The shift includes transforming shows that already exist, like the Drag Race spinoff RuPaul’s Drag U. Heretofore, the show had shown drag queens remaking the lives of “women who had lost their mojo,” in Mr. Zacky’s telling—a yet queerer Queer Eye. In its upc oming season, the show will feature specific tips for the straight female audience watching at home. “It gives women one more reason to watch and participate,” said Mr. Zacky. “It’s the cherry on top!”
Not everyone thinks so. Ben Harvey, a reality TV enthusiast at the Huffington Post, wrote, “Gay TV as we know it is dead” and compared Logo’s shift to MTV’s move away from music video programming. “The new Logo will be a Cuisinart-blended cocktail of Bravo, Lifetime, and Oxygen, with a pink boa as garnish.”
J. Bryan Lowder at Slate chimed in, “This is obviously just a ploy to transition Logo to a more economically lucrative ‘lifestyle’ model,” though he contended that Logo’s move made sense from a quality perspective. “Logo’s reality shows (aside from Drag Race) were just poorly made, plain and simple.”
Lisa Sherman, Executive Vice-President at Logo, emphasized to The Observer that Logo’s changes were prompted by a broad view of gay citizens’ expanding role in the culture. “The truth is I don’t think it’s a mission shift at all. I think it’s a shift in the culture and the way gays are living more in a mainstream culture. The culture in the last six or seven years since we’ve launched has thankfully become a very different place for gay people.”

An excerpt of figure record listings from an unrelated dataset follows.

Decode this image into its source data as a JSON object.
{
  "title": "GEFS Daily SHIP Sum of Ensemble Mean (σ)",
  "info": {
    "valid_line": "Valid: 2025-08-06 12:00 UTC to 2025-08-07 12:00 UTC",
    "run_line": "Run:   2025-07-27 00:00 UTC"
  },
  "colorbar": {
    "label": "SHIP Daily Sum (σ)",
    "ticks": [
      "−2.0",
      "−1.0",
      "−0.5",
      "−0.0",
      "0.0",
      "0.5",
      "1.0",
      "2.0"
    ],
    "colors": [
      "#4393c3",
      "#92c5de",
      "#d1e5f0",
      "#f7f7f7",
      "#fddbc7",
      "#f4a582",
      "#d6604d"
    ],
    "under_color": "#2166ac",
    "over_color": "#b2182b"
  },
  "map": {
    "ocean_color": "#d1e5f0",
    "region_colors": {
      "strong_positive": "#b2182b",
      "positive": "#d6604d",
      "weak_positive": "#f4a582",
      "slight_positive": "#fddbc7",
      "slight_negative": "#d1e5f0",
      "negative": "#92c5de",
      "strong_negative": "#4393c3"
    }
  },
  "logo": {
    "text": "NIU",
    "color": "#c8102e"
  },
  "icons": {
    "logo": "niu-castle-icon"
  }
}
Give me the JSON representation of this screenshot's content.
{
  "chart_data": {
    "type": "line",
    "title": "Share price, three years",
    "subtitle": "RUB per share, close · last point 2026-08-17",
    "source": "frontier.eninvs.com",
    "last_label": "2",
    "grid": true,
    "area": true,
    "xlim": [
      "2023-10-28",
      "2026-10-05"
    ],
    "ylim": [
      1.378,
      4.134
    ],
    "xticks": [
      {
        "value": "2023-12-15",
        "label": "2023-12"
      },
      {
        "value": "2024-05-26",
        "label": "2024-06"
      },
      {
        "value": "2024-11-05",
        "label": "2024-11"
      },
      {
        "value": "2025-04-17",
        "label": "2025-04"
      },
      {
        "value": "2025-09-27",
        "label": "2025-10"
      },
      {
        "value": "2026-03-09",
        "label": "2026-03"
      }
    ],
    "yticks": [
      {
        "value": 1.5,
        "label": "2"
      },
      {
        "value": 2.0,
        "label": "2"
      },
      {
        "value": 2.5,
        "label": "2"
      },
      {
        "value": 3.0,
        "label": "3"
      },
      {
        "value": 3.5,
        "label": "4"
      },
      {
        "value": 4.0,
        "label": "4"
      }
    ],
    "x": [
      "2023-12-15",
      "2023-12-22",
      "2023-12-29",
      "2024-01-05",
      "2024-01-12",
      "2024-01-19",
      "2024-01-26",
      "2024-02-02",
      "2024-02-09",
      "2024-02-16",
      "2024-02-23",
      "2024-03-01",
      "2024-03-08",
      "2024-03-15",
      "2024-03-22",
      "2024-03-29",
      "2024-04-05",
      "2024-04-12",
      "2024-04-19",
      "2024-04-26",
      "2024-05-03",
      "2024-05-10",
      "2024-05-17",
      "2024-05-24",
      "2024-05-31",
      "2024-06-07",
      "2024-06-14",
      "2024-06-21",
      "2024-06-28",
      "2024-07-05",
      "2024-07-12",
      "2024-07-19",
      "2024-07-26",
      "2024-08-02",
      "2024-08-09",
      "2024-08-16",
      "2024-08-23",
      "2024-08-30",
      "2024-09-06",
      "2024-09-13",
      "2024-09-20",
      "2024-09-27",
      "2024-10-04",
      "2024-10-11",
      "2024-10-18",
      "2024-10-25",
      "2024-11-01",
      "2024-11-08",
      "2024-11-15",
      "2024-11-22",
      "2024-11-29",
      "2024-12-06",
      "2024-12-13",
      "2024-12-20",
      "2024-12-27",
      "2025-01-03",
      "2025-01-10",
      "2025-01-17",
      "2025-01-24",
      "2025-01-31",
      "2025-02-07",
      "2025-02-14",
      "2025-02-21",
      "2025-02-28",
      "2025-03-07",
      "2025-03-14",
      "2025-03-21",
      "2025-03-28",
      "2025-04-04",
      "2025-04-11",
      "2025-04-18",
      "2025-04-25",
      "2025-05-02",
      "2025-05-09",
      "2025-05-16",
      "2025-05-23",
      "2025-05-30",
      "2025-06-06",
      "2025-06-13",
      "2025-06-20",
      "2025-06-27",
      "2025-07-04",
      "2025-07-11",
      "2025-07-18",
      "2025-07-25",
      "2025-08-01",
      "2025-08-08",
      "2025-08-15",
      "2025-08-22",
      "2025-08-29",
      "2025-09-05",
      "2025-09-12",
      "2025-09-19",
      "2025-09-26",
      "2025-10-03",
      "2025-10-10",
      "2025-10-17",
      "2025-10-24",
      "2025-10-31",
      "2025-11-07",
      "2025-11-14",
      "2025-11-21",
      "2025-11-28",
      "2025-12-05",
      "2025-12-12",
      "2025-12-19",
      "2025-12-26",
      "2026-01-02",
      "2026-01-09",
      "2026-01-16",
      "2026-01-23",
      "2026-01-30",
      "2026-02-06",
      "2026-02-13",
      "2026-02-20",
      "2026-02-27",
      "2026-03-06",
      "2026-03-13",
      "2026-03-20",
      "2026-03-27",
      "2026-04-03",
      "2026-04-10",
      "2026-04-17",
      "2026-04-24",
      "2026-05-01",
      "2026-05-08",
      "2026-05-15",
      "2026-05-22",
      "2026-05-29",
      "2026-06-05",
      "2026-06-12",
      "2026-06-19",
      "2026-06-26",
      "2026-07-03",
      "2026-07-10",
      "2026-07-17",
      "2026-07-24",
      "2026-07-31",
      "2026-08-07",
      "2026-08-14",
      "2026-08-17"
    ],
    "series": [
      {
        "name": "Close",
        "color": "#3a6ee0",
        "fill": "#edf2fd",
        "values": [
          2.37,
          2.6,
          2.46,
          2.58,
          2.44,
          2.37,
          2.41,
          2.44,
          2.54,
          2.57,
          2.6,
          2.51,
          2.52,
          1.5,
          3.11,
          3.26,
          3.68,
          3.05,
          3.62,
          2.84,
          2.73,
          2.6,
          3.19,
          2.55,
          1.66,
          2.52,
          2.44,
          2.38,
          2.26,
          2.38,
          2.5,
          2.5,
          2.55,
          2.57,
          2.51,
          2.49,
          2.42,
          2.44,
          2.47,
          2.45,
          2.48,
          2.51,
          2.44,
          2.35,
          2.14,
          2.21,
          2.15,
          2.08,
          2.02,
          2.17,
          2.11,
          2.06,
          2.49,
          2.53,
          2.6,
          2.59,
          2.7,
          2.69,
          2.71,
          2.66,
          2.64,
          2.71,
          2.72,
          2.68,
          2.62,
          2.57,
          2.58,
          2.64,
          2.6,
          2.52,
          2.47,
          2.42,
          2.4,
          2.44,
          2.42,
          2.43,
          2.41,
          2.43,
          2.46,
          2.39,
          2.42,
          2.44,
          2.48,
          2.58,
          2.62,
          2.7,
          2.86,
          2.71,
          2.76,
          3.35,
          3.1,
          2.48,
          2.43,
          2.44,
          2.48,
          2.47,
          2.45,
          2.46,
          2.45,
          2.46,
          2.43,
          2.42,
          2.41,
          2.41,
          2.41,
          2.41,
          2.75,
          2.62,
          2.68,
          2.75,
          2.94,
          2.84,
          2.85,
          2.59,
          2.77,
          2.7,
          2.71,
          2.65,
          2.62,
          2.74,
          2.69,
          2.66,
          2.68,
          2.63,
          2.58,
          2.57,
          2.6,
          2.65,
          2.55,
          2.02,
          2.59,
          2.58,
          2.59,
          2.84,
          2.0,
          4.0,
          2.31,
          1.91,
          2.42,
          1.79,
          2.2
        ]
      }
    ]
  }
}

The channel launched in 2005, the summer after George W. Bush had won re-election on a “moral values” platform. It had to strike a delicate balance between appealing to a core audience and getting acceptance from advertisers (there were but three charter advertisers) and cable providers. At the time, MTV Networks chair Tom Freston said: “We’re not using profanity, we’re not using sex. This is going to be mainstream programmiGng that you see everywhere else, except for the fact that it’s targeted to the gay and lesbian community.”
Since then, Mr. Bush’s campaign manager came out as gay and same sex marriage passed in New York. Modern Family and The Ellen DeGeneres Show are both hits, and Don’t Ask, Don’t Tell was repealed. To Ms. Sherman all of these are bellwethers, and gays are leading what she called “far more mainstream, integrated lives.”
Logo’s shift isn’t just engendered by a vague feeling, though. The media research group Starcom performed a study of the gay community for the network, the results of which were presented at Logo’s recent upfront presentation for advertisers. Esther Franklin, the executive vice-president of Starcom, told the ad buyers in attendance that the gay community could be segmented into eight “identities,” five of which were “most exciting for advertisers.”
These included the “Just who I am” identity, which she called “the face of average, everyday American life.
“What I love about this community is its ordinariness—if that’s a word. The normalcy of ‘Just who I am’ is what makes it revolutionary.” These people, in Ms. Franklin’s telling, tend to be most interested in chilling out in front of the television, and not overly concerned with whether the characters they watch are straight or gay.
Another identity was “Out and Proud.”
“When I think about this community, Kool and the Gang’s ‘Celebration’ starts to play in my head,” said Ms. Franklin.